At last the weather seems to be improving and not before time!

So much rain this spring! Trouble is, it isn’t just the rain, it’s the poor light that goes with it. Young plants struggle to grow. Nature though is wonderful thing and as we approach the longest day of the year the improving light now will soon push along young plants growth!


Let’s take look at the various parts of the garden and look at our work schedule for June!

The Lawn in June


Make sure your lawns are kept moist in dry weather. This is particularly important for newly sown lawns or those freshly laid with turves.


If you are troubled with broad leaved weeds, then use a liquid weed killer for treating a moist lawn.


Grass clippings from mowing can be composted if you have not used a weed killer.


If you have not already done so, apply a general lawn fertilizer and water in.




The Flower Garden


Now’s the time to plant your annual bedding plants, but if you have grown them in your greenhouse, make sure you have hardened them off to cold nights before planting.


Use bedding plants in borders, baskets and other containers.


Use a good quality slow-release fertilizer to maintain plant growth.


It’s a busy time for planting annuals to flower this summer, but don’t forget it’s also time to be sowing biennials such as pansies, delphiniums and hollyhocks together with perennials like paeony, coreopsis and phlox.


Roses should be flowering well now. ‘Dead heading’ to remove fading flowers is essential to prolong flowering through the summer.


Did you sow ‘hardy’ annual flowers direct outside last month? It’s probably to time then to thin out overcrowded seedlings and fill any gaps.


Leave the foliage of daffodils and tulips to ‘die-down’ naturally, but trim off the foliage of other spring bulbs.


Support all tall perennial flowers through their flowering season.



The Vegetable Plot


Continue the regular sowing of salad crops such as lettuce, beetroot, radish and carrots. For lettuce and radish, continue to sow every two weeks to ensure young succulent crops.


Its time to sow runner and french beans. Don’t forget you will need support canes or nets fairly quicky once the runners start growing.


Early potatoes will be ready for harvesting, but continue to ‘earth-up’ main crop types to maximise later yields.


Forgotten to sow courgettes or outdoor cucumbers? Don’t worry! Both are very quick growing and will still produce crops.


Plant out sweet corn after hardening off the young plants.


Continue to remove the side shoots on ‘cordon’ (upright) tomatoes as they form.


Plant out summer/autumn cabbages.


Don’t forget the herb garden! Basil, dill and parsley can be sown at this time.


Sweet Corn can be sown direct outside into finely raked, fertilized soil.

They are best grown in ‘blocks’ to aid pollination. Space the rows 18” apart and space the seed 6-9” apart, with 2 seeds per hole.



The Fruit Garden


Keep a close eye for pests and diseases. They are far more easy to treat if caught early!


Cover the developing fruit of strawberry as they begin to ripen. Otherwise you’ll be sharing them with the birds!

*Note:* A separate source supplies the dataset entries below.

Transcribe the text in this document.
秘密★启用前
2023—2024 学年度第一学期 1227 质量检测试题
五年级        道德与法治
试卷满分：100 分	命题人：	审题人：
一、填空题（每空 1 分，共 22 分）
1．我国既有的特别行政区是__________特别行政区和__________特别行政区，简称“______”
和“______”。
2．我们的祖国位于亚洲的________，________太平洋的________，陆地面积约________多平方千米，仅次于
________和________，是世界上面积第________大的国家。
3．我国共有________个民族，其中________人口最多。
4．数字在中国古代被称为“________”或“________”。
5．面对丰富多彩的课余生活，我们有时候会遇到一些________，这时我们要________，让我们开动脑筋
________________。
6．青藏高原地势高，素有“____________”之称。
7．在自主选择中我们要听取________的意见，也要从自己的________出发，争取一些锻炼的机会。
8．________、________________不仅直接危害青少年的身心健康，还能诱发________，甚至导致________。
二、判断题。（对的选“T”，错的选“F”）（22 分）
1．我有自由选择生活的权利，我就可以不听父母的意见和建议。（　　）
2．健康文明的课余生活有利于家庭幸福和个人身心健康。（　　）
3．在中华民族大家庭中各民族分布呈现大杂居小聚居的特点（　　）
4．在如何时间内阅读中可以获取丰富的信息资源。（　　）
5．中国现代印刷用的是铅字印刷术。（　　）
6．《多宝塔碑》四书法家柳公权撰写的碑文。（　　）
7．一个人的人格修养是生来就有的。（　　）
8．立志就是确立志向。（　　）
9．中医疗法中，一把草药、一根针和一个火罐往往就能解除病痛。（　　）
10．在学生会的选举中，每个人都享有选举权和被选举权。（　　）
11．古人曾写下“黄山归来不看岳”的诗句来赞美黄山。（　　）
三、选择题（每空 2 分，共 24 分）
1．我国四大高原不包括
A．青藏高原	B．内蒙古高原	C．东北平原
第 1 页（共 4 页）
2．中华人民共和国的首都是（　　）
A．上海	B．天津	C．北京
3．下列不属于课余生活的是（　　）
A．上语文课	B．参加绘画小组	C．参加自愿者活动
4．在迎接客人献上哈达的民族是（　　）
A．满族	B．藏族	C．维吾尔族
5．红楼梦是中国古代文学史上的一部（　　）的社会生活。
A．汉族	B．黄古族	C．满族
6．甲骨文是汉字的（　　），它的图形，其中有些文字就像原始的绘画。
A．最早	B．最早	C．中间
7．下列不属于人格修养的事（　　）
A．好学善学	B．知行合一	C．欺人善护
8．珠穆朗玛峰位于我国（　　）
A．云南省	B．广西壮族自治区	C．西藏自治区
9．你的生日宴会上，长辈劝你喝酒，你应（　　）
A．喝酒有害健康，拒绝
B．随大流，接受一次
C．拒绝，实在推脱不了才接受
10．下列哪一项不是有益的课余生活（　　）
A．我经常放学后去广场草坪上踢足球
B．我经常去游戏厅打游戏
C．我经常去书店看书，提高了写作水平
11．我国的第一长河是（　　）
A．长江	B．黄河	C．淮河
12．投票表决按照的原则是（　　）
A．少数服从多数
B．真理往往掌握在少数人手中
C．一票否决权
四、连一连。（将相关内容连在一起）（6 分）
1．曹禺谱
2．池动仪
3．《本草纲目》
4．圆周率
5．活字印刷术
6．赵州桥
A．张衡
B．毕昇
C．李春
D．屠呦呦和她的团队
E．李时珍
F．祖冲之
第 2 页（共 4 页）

Your raspberries and blackberries will be growing fast, so  tie them in to the support wires to keep everything tidy.


Should some of your fruit trees have a ‘heavy set’ of small fruit, it’s an idea to thin some out to keep the final fruit size large.


Prune plum and cherry trees.



Garden Shrubs


It’s a good time to prune early flowering shrubs once they have finished blooming.


Clip evergreen hedges like privet.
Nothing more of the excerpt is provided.